Not wanting to sound like I'm trying to be all old and wise or anything, but easier to handle doesn't mean easy to use well. There is much to learn from the bo - grasshopper. Ha ha.

Posted

Nunchaku look great but don't forget to wear a cricket box, even with foam chux. A basic nunchaku twirl is pretty easy to learn, even from a book as it becomes fairly obvious after a while that there are only so many ways that you can get the thing to move. Speed and accuracy require a lot of work but the basic movements are really not that hard. Unfortunately as it has a free-swinging part it is very difficult to practice slowly, you need the momentum behind the free end to make the pass or changeover in most cases.

Personally, for a fairly experienced karateka or similar I would say that the sai are a pretty easy weapon to learn the basics as they act as extensions to the normal hand movements of striking arts. Good for building forearm strength as well.

The bo is a simple weapon (in a mechanical sense) but from teaching quarterstaff I know that many beginners have to stop and thing about the grip and how that limits the strike/sweep paths available. We have had more than one staff fly across the room after an ambitious strike peeled away from an incorrect grip.

Tonfa are quite demanding due to the several different ways to hold them, swing them and change from one grip to the other. They are also a menace to sticky-out elbows as I have found to my cost.

Posted

Tennis racket with the thin edge would hurt like crazy, lightweight and easily accesible.

tried to find a appropriate Jim Cornette video to post, but they were all to offensive :lol:

Posted
Not wanting to sound like I'm trying to be all old and wise or anything, but easier to handle doesn't mean easy to use well. There is much to learn from the bo - grasshopper. Ha ha.

Agreed. If you think the bo is "easy"..then you aren't learning anything other than simple basics with the weapon.
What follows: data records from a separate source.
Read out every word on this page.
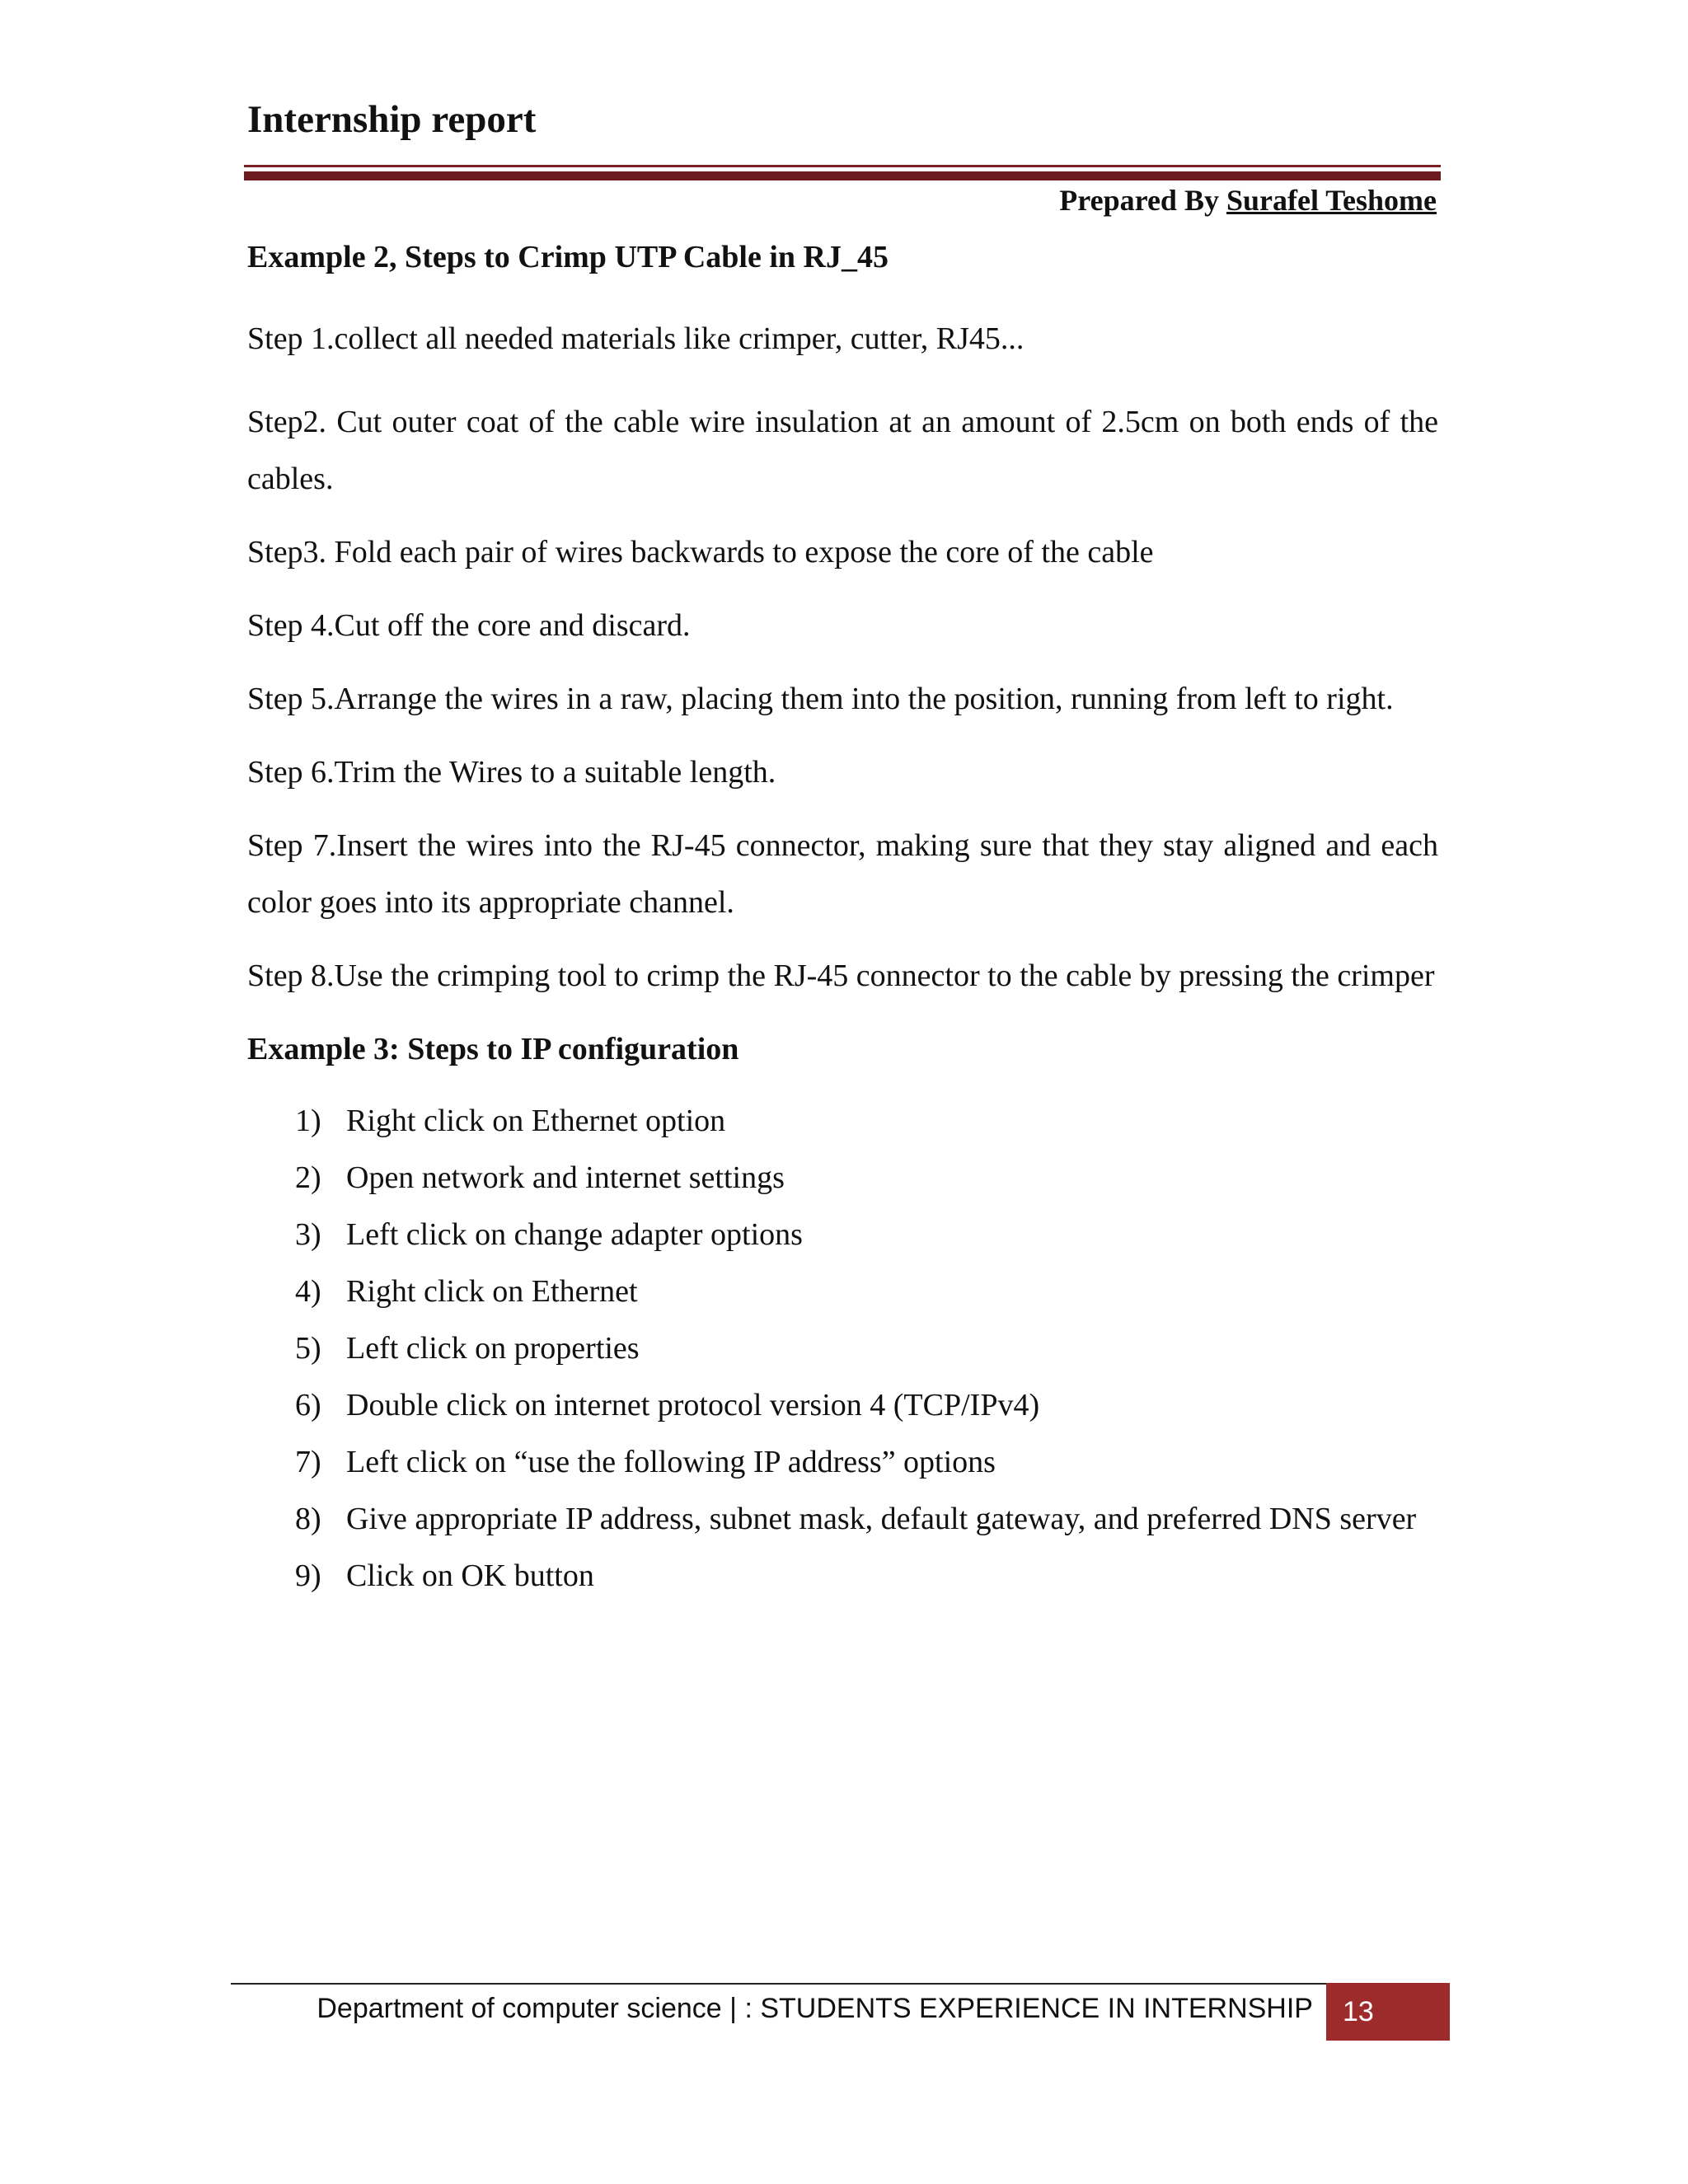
Internship report
Prepared By Surafel Teshome

Example 2, Steps to Crimp UTP Cable in RJ_45

Step 1.collect all needed materials like crimper, cutter, RJ45...

Step2. Cut outer coat of the cable wire insulation at an amount of 2.5cm on both ends of the cables.

Step3. Fold each pair of wires backwards to expose the core of the cable

Step 4.Cut off the core and discard.

Step 5.Arrange the wires in a raw, placing them into the position, running from left to right.

Step 6.Trim the Wires to a suitable length.

Step 7.Insert the wires into the RJ-45 connector, making sure that they stay aligned and each color goes into its appropriate channel.

Step 8.Use the crimping tool to crimp the RJ-45 connector to the cable by pressing the crimper

Example 3: Steps to IP configuration

1) Right click on Ethernet option
2) Open network and internet settings
3) Left click on change adapter options
4) Right click on Ethernet
5) Left click on properties
6) Double click on internet protocol version 4 (TCP/IPv4)
7) Left click on “use the following IP address” options
8) Give appropriate IP address, subnet mask, default gateway, and preferred DNS server
9) Click on OK button
Department of computer science | : STUDENTS EXPERIENCE IN INTERNSHIP	13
There are parrys, disarms, locks, sweeps, blocks, jabs, thrusts, etc etc etc...the vast majority of people think there's maybe 10 bo techniques...HA!

I've been working on the bo for 30+ years now, and I still discover new things to do with it.

If you don't want to stand behind our troops, please..feel free to stand in front of them.


Student since January 1975---4th Dan, retired due to non-martial arts related injuries.

Posted
Not wanting to sound like I'm trying to be all old and wise or anything, but easier to handle doesn't mean easy to use well. There is much to learn from the bo - grasshopper. Ha ha.

Agreed. If you think the bo is "easy"..then you aren't learning anything other than simple basics with the weapon. There are parrys, disarms, locks, sweeps, blocks, jabs, thrusts, etc etc etc...the vast majority of people think there's maybe 10 bo techniques...HA!

I've been working on the bo for 30+ years now, and I still discover new things to do with it.

Another solid post from Montana!!

:)

**Proof is on the floor!!!

Posted

The easiest "weapon" should be your mind and your awareness skills.

If you aren't around to fight, you win the fight.